UWO's Chancellor Leavitt likes to pin the blame for the university's budget crisis on “Wisconsin's declining birthrates,” and assumes we have no other recourse to preserve the institution than to cut from the bottom. Likewise, increasing enrollment is the key to ultimately solving the deficit problem, according to his administration.

In fact, looking to Superior and Stevens Point as examples, drastic budget cuts such as are being proposed at UWO lead to significant decreases in enrollment. As one of the faculty members at the SDS event put it, budget cuts have a nasty way of snowballing out of control. It is clear that the current course being charted by Chancellor Leavitt and his cronies will lead to no place good for students, faculty or staff at UWO.

That is why UWO SDS resolves to build the fightback against this regressive agenda.

This means first and foremost acknowledging the real roots of the budget crisis: the declining percentage of funding allocated by the state for education. Second, transparency in the budget allocation process needs to be established. Currently, there is no way of knowing just how much of the budget is allotted to administrative costs or even how those decisions are made. Third, it means that our administrators should be putting their jobs on the line to protect their students and faculty in the face of these attacks from Madison. Lastly, where cuts must be made, they need to come from the top and not the bottom. To preserve the integrity of the university's mission – as the chancellor is so inclined to promote is his objective -the proper funding must be in place for student success in the classroom, as well as faculty and staff success in the workplace. For that to occur, there can be none of the proposed cuts.
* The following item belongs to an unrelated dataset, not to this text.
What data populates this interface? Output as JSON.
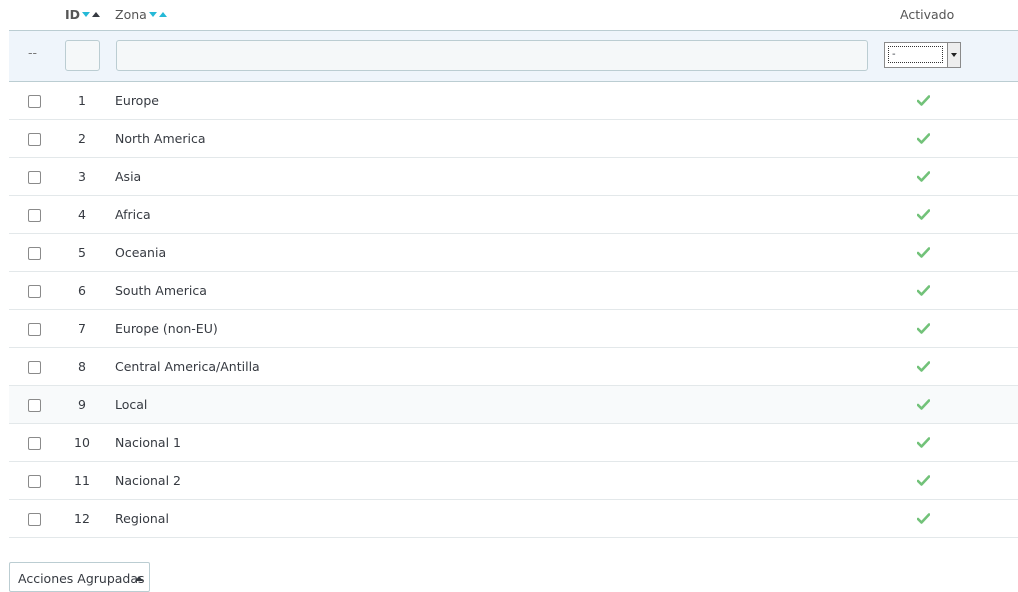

Only by those most affected by cuts becoming aware of the issue and taking a stand against it can the tide in the war against education in Wisconsin be turned back. UWO SDS, along with our partners at Parkside and our other student activist allies across the state, intends to be on the front lines leading the struggle to reclaim the University of Wisconsin system from the hands of those who would seek to destroy and privatize public education.